Understandably the words of the Frenchman angered the Arsenal supporters, who have failed to see their side land any form of silverware since their 2005 FA Cup triumph (note: that isn't a stab at the Gunners - far from it).

But, in 10/15/20 years time, no team that finishes in the top four will be remembered like those that land some form of trophy and it's an excellent point to make. However, as much as it pains me to say it, football is turning into a business more than a sport.

And while it will be nice to secure silverware for the first time since 2008, if one had to prioritise over the other, it would be that ending the campaign in the top four is the priority, whether certain fans will agree with me or not.

The best players want to ply their trade in the best competitions, which is the Champions League at this current point in time. One of those players is Bale, who with his talent deserves to be playing amongst the games best.

If Spurs are to progress as a club, and in a sense a business, then the top four finish this season is crucial. While this year has been a transitional one for the club, regardless of the position Spurs currently find themselves in, it will be a necessity to build upon that and that means securing that coveted Champions League place.

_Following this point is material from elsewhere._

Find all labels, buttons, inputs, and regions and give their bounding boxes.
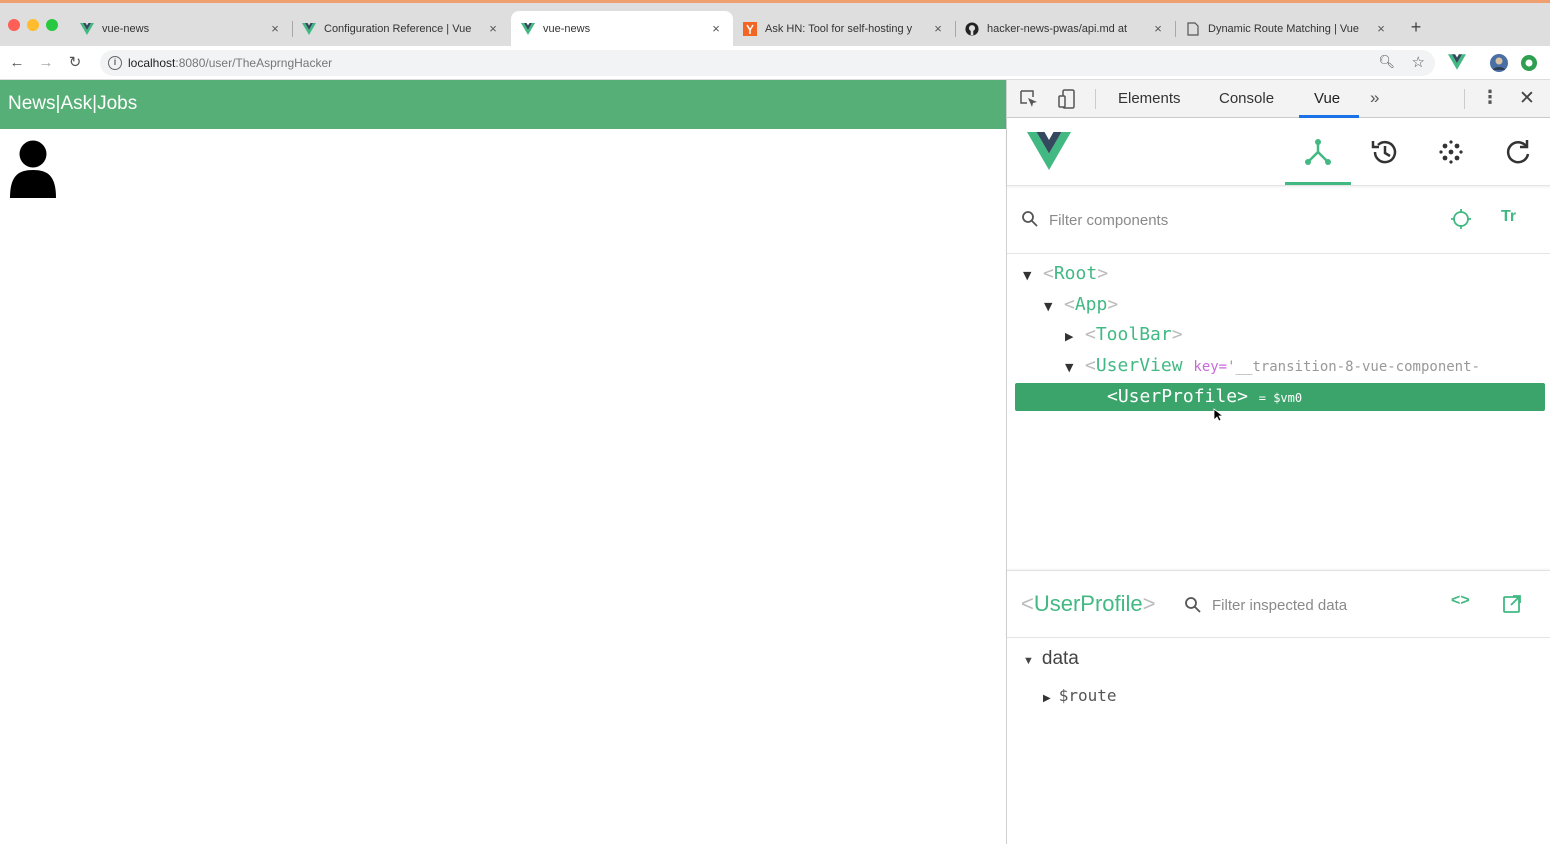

As previously mentioned, however, attaining both the Europa League and a Champions League place is a possibility. The last 14 days haven't been favourable to supporters of Villas-Boas' side, that's a given, but the time away from the squad for certain players and the chance to recharge and revitalise during the international break means the final push between now and May could see the club achieve both of their goals over the remainder of the campaign.